This past Thanksgiving my family tried something new with the turkey.
No, we didn’t fry it. I think all of those YouTube videos have permanently scarred my mother. I don’t think that will ever happen.
Instead of the traditional roast, this year we opted to break down the turkey, separating the white and dark meats and roasted them separately. Unfortunately, our turkey’s brine was a bit too strong and the turkey ended up being a bit salty (as it turns out, there’s a way to fix this) but it was cooked perfectly. The breasts, which I made into a roti, were juicy and not the least bit dry. The dark meat was cooked perfectly without even a hint of pink near the joints. (In case you didn’t know, that’s what you want in a roasted bird.)

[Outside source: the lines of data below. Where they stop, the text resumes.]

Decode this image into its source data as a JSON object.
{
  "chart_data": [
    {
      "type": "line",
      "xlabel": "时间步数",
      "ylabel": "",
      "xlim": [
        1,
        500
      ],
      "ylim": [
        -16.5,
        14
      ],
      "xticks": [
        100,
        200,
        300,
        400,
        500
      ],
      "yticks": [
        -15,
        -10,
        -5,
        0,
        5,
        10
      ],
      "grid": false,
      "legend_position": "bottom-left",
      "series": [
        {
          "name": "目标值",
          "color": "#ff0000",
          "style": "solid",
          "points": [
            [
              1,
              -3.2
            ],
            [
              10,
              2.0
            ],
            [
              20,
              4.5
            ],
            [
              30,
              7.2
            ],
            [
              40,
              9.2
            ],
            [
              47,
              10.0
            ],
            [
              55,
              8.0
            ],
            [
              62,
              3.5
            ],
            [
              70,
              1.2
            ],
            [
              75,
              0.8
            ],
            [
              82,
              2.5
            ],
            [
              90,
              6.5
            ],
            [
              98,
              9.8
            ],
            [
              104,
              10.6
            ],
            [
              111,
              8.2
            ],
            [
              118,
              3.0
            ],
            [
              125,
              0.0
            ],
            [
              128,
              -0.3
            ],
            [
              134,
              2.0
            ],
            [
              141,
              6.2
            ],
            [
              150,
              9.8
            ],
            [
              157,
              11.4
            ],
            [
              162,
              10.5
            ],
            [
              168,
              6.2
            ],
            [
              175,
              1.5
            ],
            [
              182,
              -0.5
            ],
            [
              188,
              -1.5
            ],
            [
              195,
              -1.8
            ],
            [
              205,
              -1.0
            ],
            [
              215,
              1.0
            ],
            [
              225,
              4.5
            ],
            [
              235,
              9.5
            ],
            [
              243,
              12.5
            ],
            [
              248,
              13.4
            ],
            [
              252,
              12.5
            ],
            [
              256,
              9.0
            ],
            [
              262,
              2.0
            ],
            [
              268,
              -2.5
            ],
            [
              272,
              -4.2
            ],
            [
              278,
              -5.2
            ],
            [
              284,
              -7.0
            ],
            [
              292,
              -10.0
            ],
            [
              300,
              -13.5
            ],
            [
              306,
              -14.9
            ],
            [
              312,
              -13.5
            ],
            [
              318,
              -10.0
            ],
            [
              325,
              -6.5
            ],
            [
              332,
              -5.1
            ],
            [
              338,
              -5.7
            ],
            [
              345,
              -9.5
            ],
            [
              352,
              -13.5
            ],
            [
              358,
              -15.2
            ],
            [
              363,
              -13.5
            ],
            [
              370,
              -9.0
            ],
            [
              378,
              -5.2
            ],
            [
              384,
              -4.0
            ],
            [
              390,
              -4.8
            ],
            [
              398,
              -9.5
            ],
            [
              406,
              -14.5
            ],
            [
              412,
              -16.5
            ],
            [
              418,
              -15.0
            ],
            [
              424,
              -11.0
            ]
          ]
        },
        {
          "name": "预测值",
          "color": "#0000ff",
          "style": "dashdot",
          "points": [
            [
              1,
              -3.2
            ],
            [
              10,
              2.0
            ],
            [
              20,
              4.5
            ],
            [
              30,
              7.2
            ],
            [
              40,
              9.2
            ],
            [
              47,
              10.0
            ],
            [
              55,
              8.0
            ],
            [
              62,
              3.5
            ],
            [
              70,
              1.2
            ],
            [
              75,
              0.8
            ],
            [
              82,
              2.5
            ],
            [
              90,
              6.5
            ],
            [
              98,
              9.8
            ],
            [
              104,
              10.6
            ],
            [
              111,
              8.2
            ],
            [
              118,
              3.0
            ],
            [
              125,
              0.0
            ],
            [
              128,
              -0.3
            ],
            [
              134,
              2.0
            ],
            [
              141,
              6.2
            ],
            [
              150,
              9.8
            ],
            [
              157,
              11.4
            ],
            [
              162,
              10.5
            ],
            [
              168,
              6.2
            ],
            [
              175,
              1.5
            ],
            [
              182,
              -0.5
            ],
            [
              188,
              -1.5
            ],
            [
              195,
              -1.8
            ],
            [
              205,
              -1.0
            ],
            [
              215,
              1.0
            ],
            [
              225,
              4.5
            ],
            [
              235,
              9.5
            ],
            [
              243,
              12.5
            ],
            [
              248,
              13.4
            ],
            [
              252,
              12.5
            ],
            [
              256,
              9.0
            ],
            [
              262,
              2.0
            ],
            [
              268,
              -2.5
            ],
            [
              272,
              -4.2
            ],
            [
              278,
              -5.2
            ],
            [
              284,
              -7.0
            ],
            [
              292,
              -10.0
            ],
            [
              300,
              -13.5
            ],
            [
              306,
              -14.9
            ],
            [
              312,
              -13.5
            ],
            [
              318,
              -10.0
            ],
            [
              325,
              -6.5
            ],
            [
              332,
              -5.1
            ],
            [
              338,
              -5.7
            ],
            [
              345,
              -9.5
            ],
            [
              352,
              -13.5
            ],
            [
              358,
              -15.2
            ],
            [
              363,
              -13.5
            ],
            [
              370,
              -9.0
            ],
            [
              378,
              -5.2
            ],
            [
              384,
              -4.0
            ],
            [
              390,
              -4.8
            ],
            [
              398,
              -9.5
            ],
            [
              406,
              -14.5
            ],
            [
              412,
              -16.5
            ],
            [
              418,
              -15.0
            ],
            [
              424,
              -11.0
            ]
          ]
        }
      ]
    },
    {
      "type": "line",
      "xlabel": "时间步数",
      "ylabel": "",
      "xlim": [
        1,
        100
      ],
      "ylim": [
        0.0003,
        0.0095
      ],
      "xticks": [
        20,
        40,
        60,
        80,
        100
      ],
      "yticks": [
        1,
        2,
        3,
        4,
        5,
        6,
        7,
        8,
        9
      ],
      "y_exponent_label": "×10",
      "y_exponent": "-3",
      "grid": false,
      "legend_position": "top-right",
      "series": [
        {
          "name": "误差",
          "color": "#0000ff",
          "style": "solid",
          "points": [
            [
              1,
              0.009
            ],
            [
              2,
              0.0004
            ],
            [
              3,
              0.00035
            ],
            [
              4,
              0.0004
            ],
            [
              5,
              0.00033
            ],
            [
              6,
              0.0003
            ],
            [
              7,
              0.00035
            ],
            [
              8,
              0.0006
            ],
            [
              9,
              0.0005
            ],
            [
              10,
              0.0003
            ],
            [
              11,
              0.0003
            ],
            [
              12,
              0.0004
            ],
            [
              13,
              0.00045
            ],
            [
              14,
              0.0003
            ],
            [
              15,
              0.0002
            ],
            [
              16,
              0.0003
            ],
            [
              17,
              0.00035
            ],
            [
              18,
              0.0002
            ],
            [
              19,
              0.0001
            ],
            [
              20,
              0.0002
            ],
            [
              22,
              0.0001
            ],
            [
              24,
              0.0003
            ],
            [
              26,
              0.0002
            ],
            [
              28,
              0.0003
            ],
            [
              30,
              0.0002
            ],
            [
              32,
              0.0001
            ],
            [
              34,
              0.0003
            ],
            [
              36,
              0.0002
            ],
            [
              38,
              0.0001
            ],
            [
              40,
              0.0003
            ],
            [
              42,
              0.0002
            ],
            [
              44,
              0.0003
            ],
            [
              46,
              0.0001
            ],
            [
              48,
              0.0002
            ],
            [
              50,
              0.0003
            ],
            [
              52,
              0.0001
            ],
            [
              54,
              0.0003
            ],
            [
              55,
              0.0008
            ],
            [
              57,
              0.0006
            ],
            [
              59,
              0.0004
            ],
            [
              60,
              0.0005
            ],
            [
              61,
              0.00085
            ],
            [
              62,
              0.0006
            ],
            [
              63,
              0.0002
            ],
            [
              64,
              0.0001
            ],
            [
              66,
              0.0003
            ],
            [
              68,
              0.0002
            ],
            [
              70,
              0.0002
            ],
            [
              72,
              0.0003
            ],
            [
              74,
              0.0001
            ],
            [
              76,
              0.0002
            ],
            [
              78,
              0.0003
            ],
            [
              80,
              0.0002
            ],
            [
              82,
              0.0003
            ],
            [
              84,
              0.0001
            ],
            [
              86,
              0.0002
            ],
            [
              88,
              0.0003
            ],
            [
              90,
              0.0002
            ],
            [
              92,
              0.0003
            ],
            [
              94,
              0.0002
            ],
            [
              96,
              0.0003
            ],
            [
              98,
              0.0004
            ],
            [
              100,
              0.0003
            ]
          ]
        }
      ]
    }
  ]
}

This past Sunday, I decided to try things again. This time, I used a chicken; I didn’t brine the bird nor did I make the breasts into a roti.
The result? I am never, ever roasting an entire bird again. Why would you when this is more flavorful and much easier to baste and maneuver on the cutting board than an entire roast bird? In addition, this will save you boogaloos of money as you’re the one who’s breaking down the bird yourself instead of your butcher.
Hot Mess’ Perfect Roast Chicken
- One whole, free range organic chicken (since you’re buying it whole and going to use every last bit of it, you should get the best bird possible)
- 4-6 tbsp soft unsalted butter
- kosher salt
- freshly cracked pepper
- olive oil
- 1/4 lemon
- 4-5 medium carrots
- 4-5 medium celery ribs
- Preheat your oven to 350F.
- Carefully rinse your chicken under running cold water. Remove giblets and whatever other “goodies” are hiding in your bird.
- Using a VERY sharp kitchen knife, break down your chicken. If you’ve never done this before, the first time feels very “Silence of the Lambs”. Here is my favorite how-to video on breaking down a raw chicken. After you break down the bird, save the ribs to make stock– you might as well, right? Also, salt your chicken liberally with kosher salt and let sit while you prepare the pan.
- In the bottom of a deep square baking pan, line up the carrots and celery in such a way that you’re creating a raised “rack” for your chicken to sit upon. Squeeze the 1/4 lemon over the vegetables and wedge the juiced lemon quarter in amongst the vegetables.
- In between the skin and the meat of each piece, apply butter very, very liberally. You should be able to see no meat and see only butter beneath the translucent skin. Most of this will run out during the cooking process, but it creates the perfect basting liquid. Don’t worry, you won’t end up eating all of this butter.
- Set your chicken thighs in your roasting pan atop the carrot and celery “rack”; grind course black pepper over the top of each thigh and apply a coating of olive oil. (Olive oil means a crispy skin!) Place in oven for 15 minutes.
- After 15 minutes, remove the pan from the oven and add you chicken breasts and wings. Add freshly ground pepper and olive oil. Roast until juices run clear, or your breasts read 165F with a meat thermometer. This took about 1h45. Remove the pan every 30 minutes to baste with the drippings for about 4 minutes each time.
- Let rest for 15-20 minutes after removing from the oven.